Performance Objective

This course is intended to be both productive and practical. You should begin the course with either an existing unit plan that contains a process writing task or be in the process of designing such a unit. After defining mentor text and introducing genre-based pedagogy, you will use all application activities to plan and design your unit.

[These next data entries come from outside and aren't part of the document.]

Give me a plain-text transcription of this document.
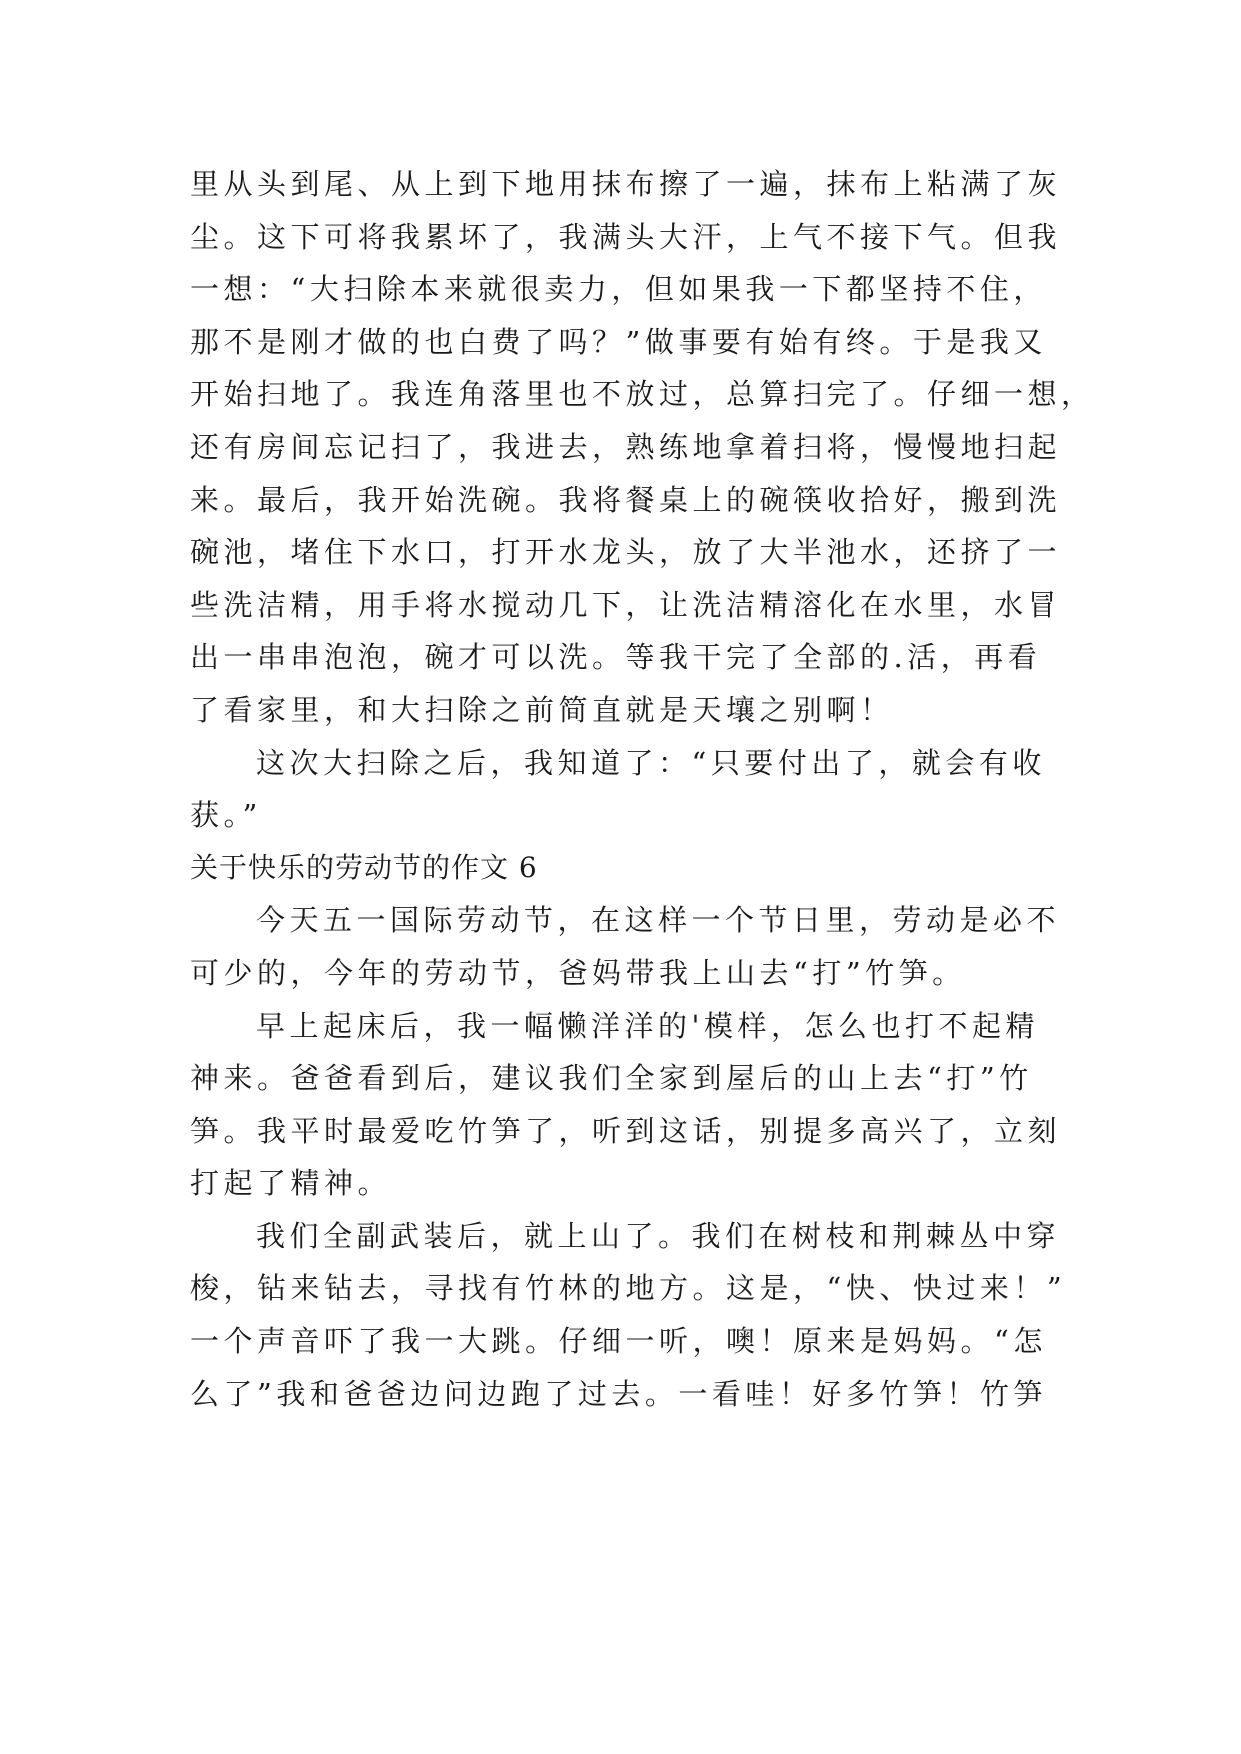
里从头到尾、从上到下地用抹布擦了一遍，抹布上粘满了灰
尘。这下可将我累坏了，我满头大汗，上气不接下气。但我
一想：“大扫除本来就很卖力，但如果我一下都坚持不住，
那不是刚才做的也白费了吗？”做事要有始有终。于是我又
开始扫地了。我连角落里也不放过，总算扫完了。仔细一想，
还有房间忘记扫了，我进去，熟练地拿着扫将，慢慢地扫起
来。最后，我开始洗碗。我将餐桌上的碗筷收拾好，搬到洗
碗池，堵住下水口，打开水龙头，放了大半池水，还挤了一
些洗洁精，用手将水搅动几下，让洗洁精溶化在水里，水冒
出一串串泡泡，碗才可以洗。等我干完了全部的.活，再看
了看家里，和大扫除之前简直就是天壤之别啊！
这次大扫除之后，我知道了：“只要付出了，就会有收
获。”
关于快乐的劳动节的作文 6
今天五一国际劳动节，在这样一个节日里，劳动是必不
可少的，今年的劳动节，爸妈带我上山去“打”竹笋。
早上起床后，我一幅懒洋洋的'模样，怎么也打不起精
神来。爸爸看到后，建议我们全家到屋后的山上去“打”竹
笋。我平时最爱吃竹笋了，听到这话，别提多高兴了，立刻
打起了精神。
我们全副武装后，就上山了。我们在树枝和荆棘丛中穿
梭，钻来钻去，寻找有竹林的地方。这是，“快、快过来！”
一个声音吓了我一大跳。仔细一听，噢！原来是妈妈。“怎
么了”我和爸爸边问边跑了过去。一看哇！好多竹笋！竹笋
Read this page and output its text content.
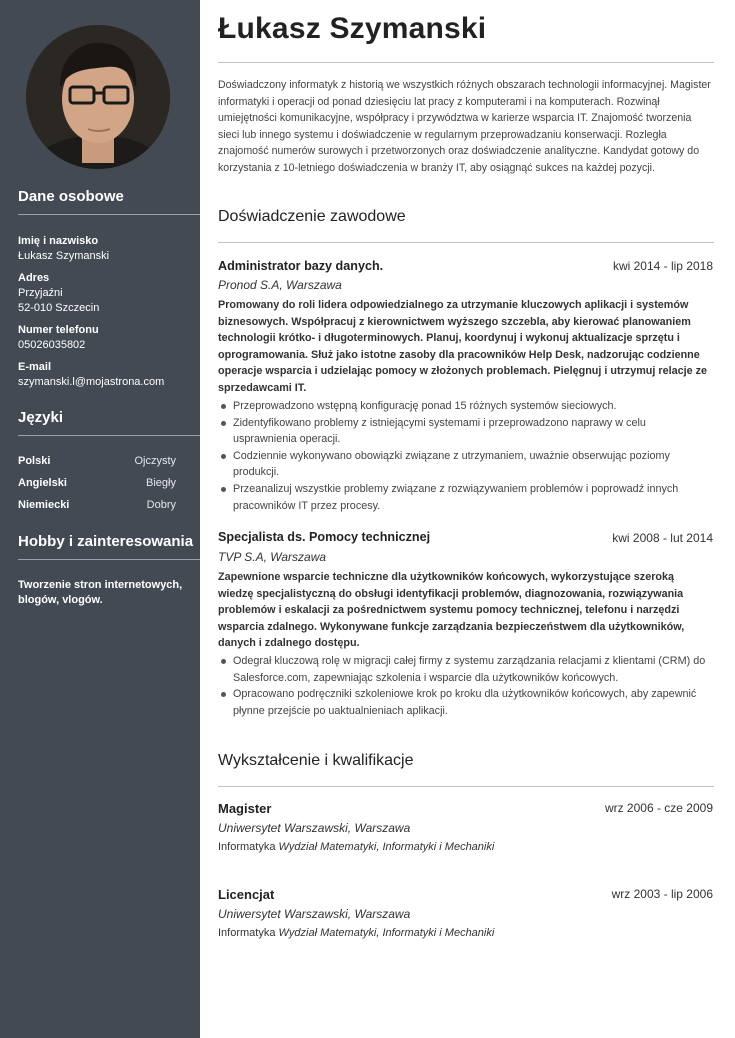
Dane osobowe
Imię i nazwisko
Łukasz Szymanski
Adres
Przyjaźni
52-010 Szczecin
Numer telefonu
05026035802
E-mail
szymanski.l@mojastrona.com
Języki
Polski	Ojczysty
Angielski	Biegły
Niemiecki	Dobry
Hobby i zainteresowania
Tworzenie stron internetowych, blogów, vlogów.
Łukasz Szymanski
Doświadczony informatyk z historią we wszystkich różnych obszarach technologii informacyjnej. Magister informatyki i operacji od ponad dziesięciu lat pracy z komputerami i na komputerach. Rozwinął umiejętności komunikacyjne, współpracy i przywództwa w karierze wsparcia IT. Znajomość tworzenia sieci lub innego systemu i doświadczenie w regularnym przeprowadzaniu konserwacji. Rozległa znajomość numerów surowych i przetworzonych oraz doświadczenie analityczne. Kandydat gotowy do korzystania z 10-letniego doświadczenia w branży IT, aby osiągnąć sukces na każdej pozycji.
Doświadczenie zawodowe
Administrator bazy danych.	kwi 2014 - lip 2018
Pronod S.A, Warszawa
Promowany do roli lidera odpowiedzialnego za utrzymanie kluczowych aplikacji i systemów biznesowych. Współpracuj z kierownictwem wyższego szczebla, aby kierować planowaniem technologii krótko- i długoterminowych. Planuj, koordynuj i wykonuj aktualizacje sprzętu i oprogramowania. Służ jako istotne zasoby dla pracowników Help Desk, nadzorując codzienne operacje wsparcia i udzielając pomocy w złożonych problemach. Pielęgnuj i utrzymuj relacje ze sprzedawcami IT.
Przeprowadzono wstępną konfigurację ponad 15 różnych systemów sieciowych.
Zidentyfikowano problemy z istniejącymi systemami i przeprowadzono naprawy w celu usprawnienia operacji.
Codziennie wykonywano obowiązki związane z utrzymaniem, uważnie obserwując poziomy produkcji.
Przeanalizuj wszystkie problemy związane z rozwiązywaniem problemów i poprowadź innych pracowników IT przez procesy.
Specjalista ds. Pomocy technicznej	kwi 2008 - lut 2014
TVP S.A, Warszawa
Zapewnione wsparcie techniczne dla użytkowników końcowych, wykorzystujące szeroką wiedzę specjalistyczną do obsługi identyfikacji problemów, diagnozowania, rozwiązywania problemów i eskalacji za pośrednictwem systemu pomocy technicznej, telefonu i narzędzi wsparcia zdalnego. Wykonywane funkcje zarządzania bezpieczeństwem dla użytkowników, danych i zdalnego dostępu.
Odegrał kluczową rolę w migracji całej firmy z systemu zarządzania relacjami z klientami (CRM) do Salesforce.com, zapewniając szkolenia i wsparcie dla użytkowników końcowych.
Opracowano podręczniki szkoleniowe krok po kroku dla użytkowników końcowych, aby zapewnić płynne przejście po uaktualnieniach aplikacji.
Wykształcenie i kwalifikacje
Magister	wrz 2006 - cze 2009
Uniwersytet Warszawski, Warszawa
Informatyka Wydział Matematyki, Informatyki i Mechaniki
Licencjat	wrz 2003 - lip 2006
Uniwersytet Warszawski, Warszawa
Informatyka Wydział Matematyki, Informatyki i Mechaniki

You will conclude the course by sharing a new or revised unit plan that leverages at least one authentic text as a writing mentor.

Unit 1: Genre-Based Pedagogy

Participants will explore theory and application of genre-based pedagogy.

Unit 2: Mentor Texts

Participants will define "Mentor Text" and reflect on the qualities to look for when selecting an authentic text to serve as a writing mentor.

Unit 3: Preparing for Unit Planning with a Mentor Text

Participants will gather and evaluate resources to support planning a unit using one or more texts as both content for learning/analysis and a writing mentor.

Unit 4: Unit Planning with a Mentor Text

Participants will map introduction and spiraled use of mentor text(s) and confirm unit, text, and task alignment.

Unit 5: Generalizable Language and Transfer

Participants will develop learning activities to provide opportunities for students to view models, practice, and apply a generalizable approach to genre analysis.